Kedua temannya yang mendengar Alvi
menggerutu tentang sikap oma dan papanya itu hanya manggut-manggut menyetujui
semua perkataan Alvi tanpa bisa berkata apa-apa. Mereka tak tahu apa yang harus
mereka lakukan untuk mengeluarkan sohibnya itu dari masalah perjodohannya itu.

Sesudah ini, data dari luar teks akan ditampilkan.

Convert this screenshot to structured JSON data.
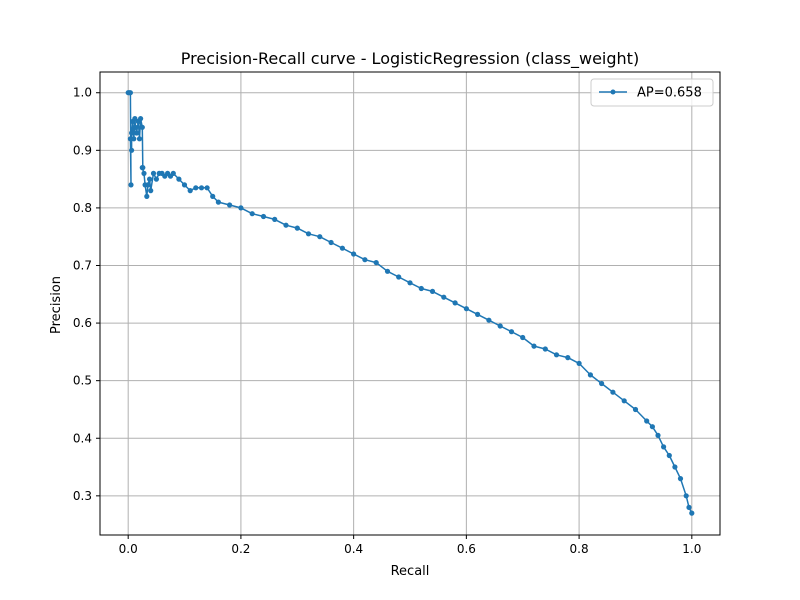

Bagi mereka berdua, membantu Alvi dengan menentang kehendak oma dan papanya
sama saja seperti menggali kuburan mereka sendiri. Bahkan lebih dari itu
keluarga mereka pun bisa kena imbasnya
karena jika sedikit saja membuat papa Alvi tersinggung dalam hitungan detik,
papa Alvi langsung bisa mengeluarkan kedua orang tua mereka dari kerja sama
dengan perusahaan K-Company. Karena bisa dibilang baik perusahaan papa Fandy
maupun perusahaan papa Bagas keduanya bisa berjalan dengan baik karena kerja
sama dengan perusahaan K-Company yang digawangi oleh papa Alvi.
*****
Alvi tak menemukan gadis itu di seluruh
fakultas seni budaya. Dia mengunjungi ruang seni lukis seperti yang disarankan
oleh beberapa orang yang kenal dengan gadis itu, tapi tetap saja tak dilihatnya
batang hidung gadis itu. Dia bertanya pada setiap orang yang berada di sana
tentang keberadaan gadis itu. Beberapa orang yang ditanya malah terkejut
melihat orang kelas atas seperti Alvi dan kedua temannya itu malah mencari
gadis dari kalangan rendah itu. Tapi, beberapa orang dengan takut-takut juga
memberitahu keberadaan tuh gadis pada Alvi yang mencarinya dengan geram.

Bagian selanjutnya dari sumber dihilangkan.